The soul, with nobler resolutions deckt,
The body stooping, does herself erect:
No mortal parts are requisite to raise
Her, that unbodied can her Maker praise.
The seas are quiet, when the winds give o’er,
So calm are we, when passions are no more:
For then we know how vain it was to boast
Of fleeting things, so certain to be lost.
Clouds of affection from our younger eyes
Conceal that emptiness, which age descries.
The soul’s dark cottage, batter’d and decay’d,
Lets in new light through chinks that time has made;
Stronger by weakness, wiser men become
As they draw near to their eternal home:
Leaving the old, both worlds at once they view,
That stand upon the threshold of the new.
—o0o—
There is something about certain ruins that I am minded to call “perfect”, “perfect” in the sense that they are beautiful and “just right” in their state of decay, even though they are clearly not fully what they once were, nor are they yet fully subsumed back into the primordial, mysterious earth from and upon which they, and all things, arise. The ruined medieval abbeys and priories scattered across the British landscape are for me, and perhaps for many of you, too, archetypal examples of this phenomenon.
One of the many uncanny things about these ruins is how they cannot be built anew; try to build yourself a new ruin and you quickly find you have made a mere folly, an obvious simulacrum that fools no one. The truth is that ruins can only emerge in their own time from what once was. Unexpectedly, from out of their ruination there has also emerged a sense of a final achievement of that which could only dimly be intuited in their earlier, apparently complete, state.

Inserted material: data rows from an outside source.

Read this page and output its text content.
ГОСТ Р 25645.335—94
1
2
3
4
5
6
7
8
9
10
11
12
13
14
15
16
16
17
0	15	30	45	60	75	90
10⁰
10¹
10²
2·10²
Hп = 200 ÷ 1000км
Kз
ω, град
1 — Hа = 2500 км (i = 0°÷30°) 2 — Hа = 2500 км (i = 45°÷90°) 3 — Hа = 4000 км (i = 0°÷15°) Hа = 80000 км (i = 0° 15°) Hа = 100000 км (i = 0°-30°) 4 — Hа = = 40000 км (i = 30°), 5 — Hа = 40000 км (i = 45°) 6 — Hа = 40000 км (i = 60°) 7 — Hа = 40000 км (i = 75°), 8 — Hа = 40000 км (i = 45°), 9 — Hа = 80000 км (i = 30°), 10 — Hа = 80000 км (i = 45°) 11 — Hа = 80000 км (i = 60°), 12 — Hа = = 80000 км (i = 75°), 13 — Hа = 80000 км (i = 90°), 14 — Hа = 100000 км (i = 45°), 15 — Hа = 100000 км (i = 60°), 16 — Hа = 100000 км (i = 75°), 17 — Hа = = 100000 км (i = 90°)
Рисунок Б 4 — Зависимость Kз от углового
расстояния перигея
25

For although it is true that abbeys and priories were built with the intention of focusing, nurturing and then spreading abroad the light of the Gospel, in time, they became centres of religious, economic and political power and control within which the free and freeing light was emprisoned, suppressed and distorted for ends wholly alien to the good news proclaimed by Jesus.
But then came the dissolution of the monasteries and these once great buildings quickly began to fall into disrepair. As their roofs and walls weakened and collapsed they became quarries for the surrounding population and, though increasingly battered and decayed, new light flooded into their once dark precincts. Miracle of miracles, as beautiful ruins, they seemed finally to have begun to fulfil their latent promise of being temples of a universal light, open to all people and to all things.
In his poem, Edmund Waller reveals he thought something similar could happen to us, too, and that stronger by weakness, wiser we could become. He saw how our battered and decaying individual selves and communities might not be a cause of regret but, instead, might serve to open us up to new light and bring us to the threshold of the eternally new.